Wie unterstützt der Deutsche Spendenrat die Spenderinnen und Spender dabei, die passenden Spendenorganisationen zu finden?

Das machen wir vor allem über unser Spendenzertifikat. Im Deutschen Spendenrat sind spendensammelnde Organisationen versammelt, die harten Prüfkriterien unterliegen: Dazu gehören Gemeinnützigkeit und absolute Transparenz darüber, wie die eingegangenen Spenden verwendet werden. Außerdem einen uns ethische Grundsätze. Wir achten darauf, dass bei der Werbung unserer Mitglieder die Menschenwürde der Opfer und Betroffenen gewahrt bleibt. Wir verstehen uns also als Spendenkompass: Die Spenderinnen und Spender können bei uns schauen, welche Organisation als vertrauenswürdig eingeschätzt wird.

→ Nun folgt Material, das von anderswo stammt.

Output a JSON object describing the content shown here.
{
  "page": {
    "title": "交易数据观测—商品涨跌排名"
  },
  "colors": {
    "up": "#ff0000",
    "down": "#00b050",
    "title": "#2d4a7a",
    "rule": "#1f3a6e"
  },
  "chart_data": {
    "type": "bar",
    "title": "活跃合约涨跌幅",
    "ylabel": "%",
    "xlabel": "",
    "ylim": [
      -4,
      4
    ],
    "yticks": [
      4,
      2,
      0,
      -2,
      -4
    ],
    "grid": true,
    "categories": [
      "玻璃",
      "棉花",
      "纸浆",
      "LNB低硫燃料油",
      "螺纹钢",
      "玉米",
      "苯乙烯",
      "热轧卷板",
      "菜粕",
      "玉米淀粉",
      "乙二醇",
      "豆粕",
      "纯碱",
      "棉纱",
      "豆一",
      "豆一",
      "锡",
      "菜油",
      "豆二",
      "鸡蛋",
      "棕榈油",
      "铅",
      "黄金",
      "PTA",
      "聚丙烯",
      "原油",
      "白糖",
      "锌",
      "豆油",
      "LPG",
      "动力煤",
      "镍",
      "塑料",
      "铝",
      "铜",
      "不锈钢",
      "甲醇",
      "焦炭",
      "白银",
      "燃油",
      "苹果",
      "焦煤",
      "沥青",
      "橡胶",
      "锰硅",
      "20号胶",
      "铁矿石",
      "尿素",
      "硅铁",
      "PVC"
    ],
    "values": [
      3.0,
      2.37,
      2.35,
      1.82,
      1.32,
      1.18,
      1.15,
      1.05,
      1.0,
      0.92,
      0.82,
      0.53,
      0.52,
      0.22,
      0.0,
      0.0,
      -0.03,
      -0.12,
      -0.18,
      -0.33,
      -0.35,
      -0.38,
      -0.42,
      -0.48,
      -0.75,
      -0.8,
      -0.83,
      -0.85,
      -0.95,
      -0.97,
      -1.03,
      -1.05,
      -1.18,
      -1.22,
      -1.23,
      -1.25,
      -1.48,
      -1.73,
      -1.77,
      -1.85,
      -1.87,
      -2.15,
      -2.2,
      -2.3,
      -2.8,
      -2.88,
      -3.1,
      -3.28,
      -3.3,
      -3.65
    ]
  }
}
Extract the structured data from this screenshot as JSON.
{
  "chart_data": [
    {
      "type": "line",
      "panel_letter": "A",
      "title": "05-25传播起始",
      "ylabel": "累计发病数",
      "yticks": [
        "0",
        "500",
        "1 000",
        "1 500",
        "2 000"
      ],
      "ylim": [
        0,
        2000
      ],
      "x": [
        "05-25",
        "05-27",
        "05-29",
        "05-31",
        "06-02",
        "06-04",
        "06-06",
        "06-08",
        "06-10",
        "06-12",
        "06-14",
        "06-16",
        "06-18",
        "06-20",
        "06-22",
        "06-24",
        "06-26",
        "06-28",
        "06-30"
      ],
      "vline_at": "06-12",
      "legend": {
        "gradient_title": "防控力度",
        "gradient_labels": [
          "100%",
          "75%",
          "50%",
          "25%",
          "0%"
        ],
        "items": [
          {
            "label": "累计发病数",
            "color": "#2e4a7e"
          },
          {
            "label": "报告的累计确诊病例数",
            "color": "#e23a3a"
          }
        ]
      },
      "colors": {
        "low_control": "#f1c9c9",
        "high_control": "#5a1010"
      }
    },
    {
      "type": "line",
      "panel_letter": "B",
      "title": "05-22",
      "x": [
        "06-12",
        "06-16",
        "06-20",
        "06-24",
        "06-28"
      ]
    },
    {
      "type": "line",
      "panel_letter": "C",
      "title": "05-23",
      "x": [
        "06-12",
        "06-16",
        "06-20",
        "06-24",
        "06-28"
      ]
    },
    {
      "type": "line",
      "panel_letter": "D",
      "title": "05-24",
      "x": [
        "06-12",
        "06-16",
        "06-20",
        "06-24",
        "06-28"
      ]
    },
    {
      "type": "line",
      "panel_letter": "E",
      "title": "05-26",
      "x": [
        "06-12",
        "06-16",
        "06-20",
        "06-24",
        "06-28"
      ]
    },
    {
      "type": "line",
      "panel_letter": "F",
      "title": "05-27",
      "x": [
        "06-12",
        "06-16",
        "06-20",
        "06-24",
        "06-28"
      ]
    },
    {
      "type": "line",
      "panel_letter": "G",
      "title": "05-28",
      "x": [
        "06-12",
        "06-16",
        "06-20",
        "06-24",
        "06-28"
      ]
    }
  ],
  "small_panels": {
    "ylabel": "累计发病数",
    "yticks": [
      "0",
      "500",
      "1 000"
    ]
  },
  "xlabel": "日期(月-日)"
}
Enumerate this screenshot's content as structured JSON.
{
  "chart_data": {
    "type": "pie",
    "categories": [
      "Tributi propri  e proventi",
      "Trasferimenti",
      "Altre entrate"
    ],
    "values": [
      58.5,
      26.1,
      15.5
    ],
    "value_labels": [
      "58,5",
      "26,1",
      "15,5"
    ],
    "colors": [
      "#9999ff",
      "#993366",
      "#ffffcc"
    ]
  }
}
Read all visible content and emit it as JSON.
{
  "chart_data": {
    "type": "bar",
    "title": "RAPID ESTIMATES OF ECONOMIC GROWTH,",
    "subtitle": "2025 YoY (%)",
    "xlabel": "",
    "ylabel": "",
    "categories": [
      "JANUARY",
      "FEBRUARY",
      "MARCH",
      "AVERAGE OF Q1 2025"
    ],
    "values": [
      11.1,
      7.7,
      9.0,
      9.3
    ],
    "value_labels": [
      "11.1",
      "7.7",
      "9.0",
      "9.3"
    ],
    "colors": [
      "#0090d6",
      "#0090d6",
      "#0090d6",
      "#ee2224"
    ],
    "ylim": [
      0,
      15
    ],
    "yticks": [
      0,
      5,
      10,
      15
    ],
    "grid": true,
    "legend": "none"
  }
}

Der Deutsche Spendenrat stellt nicht nur Zertifikate aus, er ist auch Lobbyverband. Was bedeutet es heute, Lobby für Spendenorganisationen und Millionen von Spenderinnen und Spendern zu sein?

Ein Lobbyverband zu sein heißt, dass wir die Interessen unserer Mitgliedsorganisationen vertreten, aber auch insgesamt immer mehr die Bedeutung des Spendens zum Ausdruck bringen. Wir gehen davon aus, dass sich staatliche Hilfen zunehmend auf Pflichtaufgaben beschränken und dass freiwillige oder andere Aufgaben durch private Personen und Initiativen übernommen werden. Deshalb wird das bürgerschaftliche Engagement noch an Bedeutung gewinnen. Es ist immer wieder notwendig, darauf aufmerksam zu machen.

Wie sehen Sie die Herausforderung der Digitalisierung im Fundraising?

Wir können Mut machen, den digitalen Wandel umzusetzen. Aber unsere Organisationen sind da sehr innovativ tätig. Aus Sicht der Spender müssen wir ein Augenmerk darauf richten, dass die sehr spendenbereite Gruppe der über 70-Jährigen bedient und nicht überfordert wird. Aber natürlich ist auch diese Generation mit dem digitalen Wandel älter geworden und im digitalen Raum unterwegs. Deswegen sagen wir: Digitales Spendensammeln darf keine Hürde, sondern muss eine Erleichterung sein.

Es gibt immer wieder neue Themenfelder. Gerade versucht der Journalismus als gemeinnützig anerkannt zu werden. Wie gelingt es Ihnen, neue Formen und Inhalte des Spendens an Ihren Dachverband zu binden?

Das gelingt dadurch, dass diese Organisationen und Initiativen ein eigenes Interesse daran haben, Mitglied zu werden, um nach gründlicher Prüfung unsere Spendenzertifikate zu erhalten. Im Rahmen des Aufnahmeverfahrens geben wir auch Hilfestellung dazu, was es braucht, um überhaupt Mitglied bei uns zu werden. Die formalen Voraussetzungen sind nicht gering, weil wir externe Wirtschaftsprüfer haben, die sehr genau auf die Zahlen schauen. Ich glaube, dass solche Dach- und Lobbyverbände im Spendenwesen immer bedeutsamer werden, weil die Menschen sich darauf verlassen möchten, dass ihre Spende auch ankommt.

Die Advents- und Weihnachtszeit steht vor der Tür. Wie kann ich mich engagieren, wenn ich besonders in dieser Zeit Gutes für andere tun will?

Eine Spende ist natürlich die einfachste Form. Dafür können Sie die Mitgliederliste des Deutschen Spendenrates heranziehen und sich für eine Organisation entscheiden. Wenn Sie ehrenamtlich tätig sein möchten, bietet sich gerade in der Advents- und Weihnachtszeit Vieles an: Jedes Seniorenheim freut sich über Menschen, die für einen Nachmittag Weihnachtsgeschichten vorlesen, oder wenn ein Kinderchor vorbeikommt und Weihnachtslieder singt. Das kenne ich auch aus meiner eigenen Kindheit: Mit dem Kirchenchor waren wir viel in den Altersheimen und in Krankenhäusern unterwegs. Das hat mir als Kind viel Spaß gemacht, und ich hatte das Gefühl, meine Zeit sinnvoll verbracht zu haben.